As of yet, however, no timelines have been issued for the official rollout, leaving other world powers unsettled as they anticipate the possible consequences of the Chinese Communist Party (CCP) dominating this emerging financial technology.
“A national security concern”
For Washington, the digital yuan threatens to shift the balance of global financial power away from the dollar, thus reducing the ability of the U.S. to enforce economic sanctions on adversaries. This was brought to the attention of global leaders last week as they assembled in the alpine town of Davos at the annual meeting of the World Economic Forum.
The discussion covered a hypothetical situation, as previously explored in a crisis simulation at Harvard, where the digital yuan was employed by China’s trade partner North Korea to bypass global sanctions and fund the development of a long-range missile that could reach U.S. shores. Speaking to the gravity of the situation, simulation leader Neha Narula said the simulation “made it clear that this (development of digital yuan) is a national security concern.”
Though the U.S. has been behind the curve with state-backed digital currency, development efforts are now being made by former CFTC chair Chris Giancarlo—also known as ‘crypto dad’—who delivered his first public speech devoted to a digital dollar at Davos. He explained to listeners how his digital dollar foundation plans to beat out U.S. rivals like China with a regulated platform for trading greenbacks on the blockchain.
At the same event, blockchain experts from the World Economic Forum took the opportunity to issue a “CBDC Policy‑Maker Toolkit” that is intended to help countries research and deploy CBDCs.
This might come in useful to Japan, one of the most cash-based societies on earth, which has recently pivoted in pursuit of a sovereign digital currency. A group of Japanese lawmakers said last week they would be working to create a state-issued digital currency in response to Facebook‘s Libra and China’s digital yuan: “China is moving toward issuing digital yuan, so we’d like to propose measures to counter such attempts,” said parliamentary vice-minister for foreign affairs Norihiro Nakayama on Thursday.
With the World Economic Forum on side, Banks in Europe are also emboldened.
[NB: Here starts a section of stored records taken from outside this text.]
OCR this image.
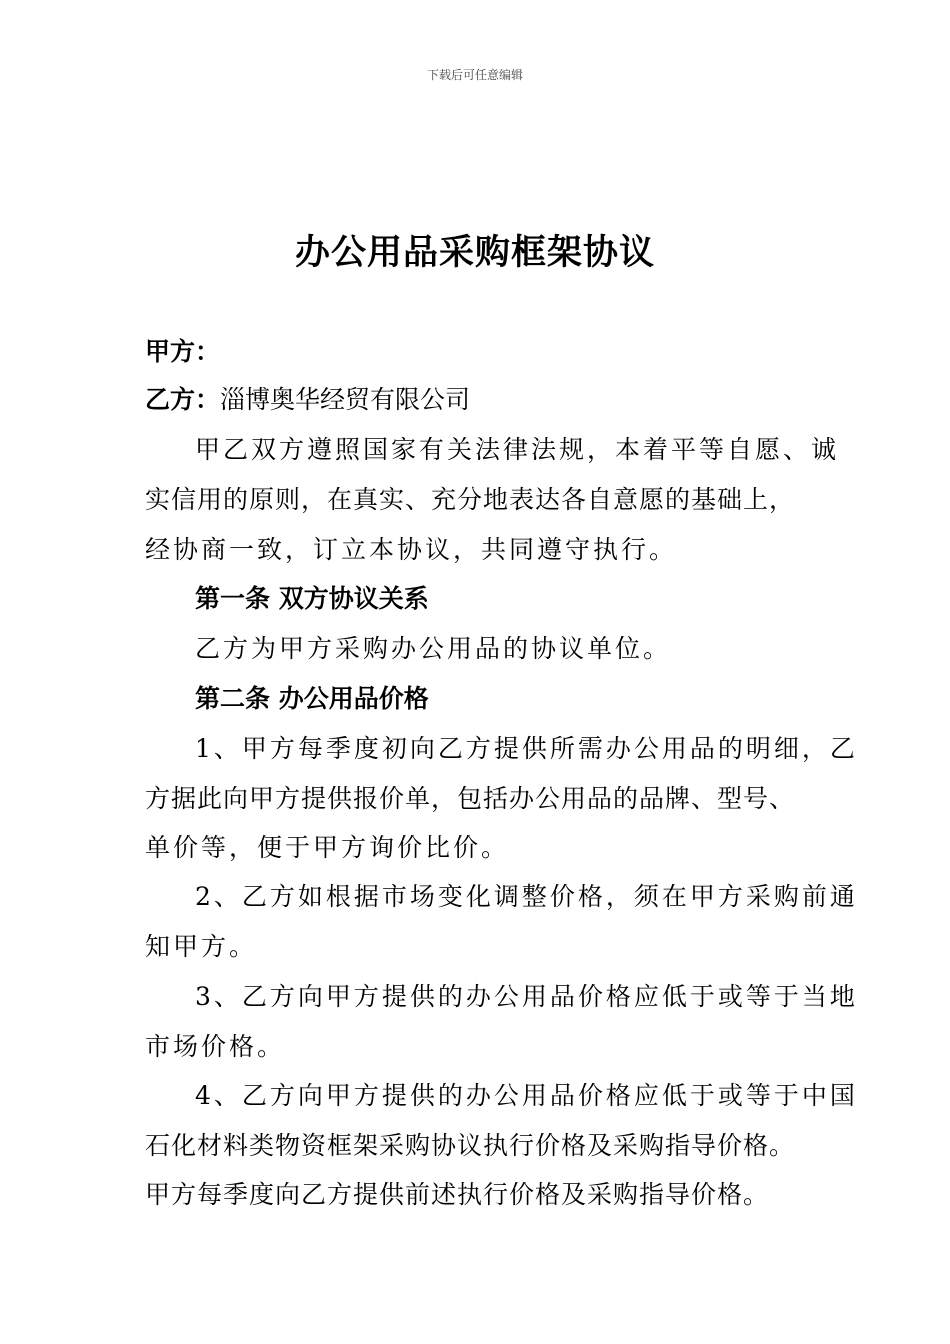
下载后可任意编辑
办公用品采购框架协议
甲方：
乙方：淄博奥华经贸有限公司
甲乙双方遵照国家有关法律法规，本着平等自愿、诚
实信用的原则，在真实、充分地表达各自意愿的基础上，
经协商一致，订立本协议，共同遵守执行。
第一条 双方协议关系
乙方为甲方采购办公用品的协议单位。
第二条 办公用品价格
1、甲方每季度初向乙方提供所需办公用品的明细，乙
方据此向甲方提供报价单，包括办公用品的品牌、型号、
单价等，便于甲方询价比价。
2、乙方如根据市场变化调整价格，须在甲方采购前通
知甲方。
3、乙方向甲方提供的办公用品价格应低于或等于当地
市场价格。
4、乙方向甲方提供的办公用品价格应低于或等于中国
石化材料类物资框架采购协议执行价格及采购指导价格。
甲方每季度向乙方提供前述执行价格及采购指导价格。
The Bank of England has announced that it is pooling research with the Bank of Japan, the European Central Bank (ECB), the Swedish Riksbank, the Bank of Canada, the Swiss National Bank and the Bank for International Settlements (BIS), to investigate the effect of CBDCs on financial stability and monetary policy.
As we move into the next decade, we can expect more countries to release sovereign digital currencies. The most recent annual survey from the Bank of International Settlements (BIS) showed 10 percent of Central Banks are “imminently close” to doing so, and another 30 percent are actively working on plans.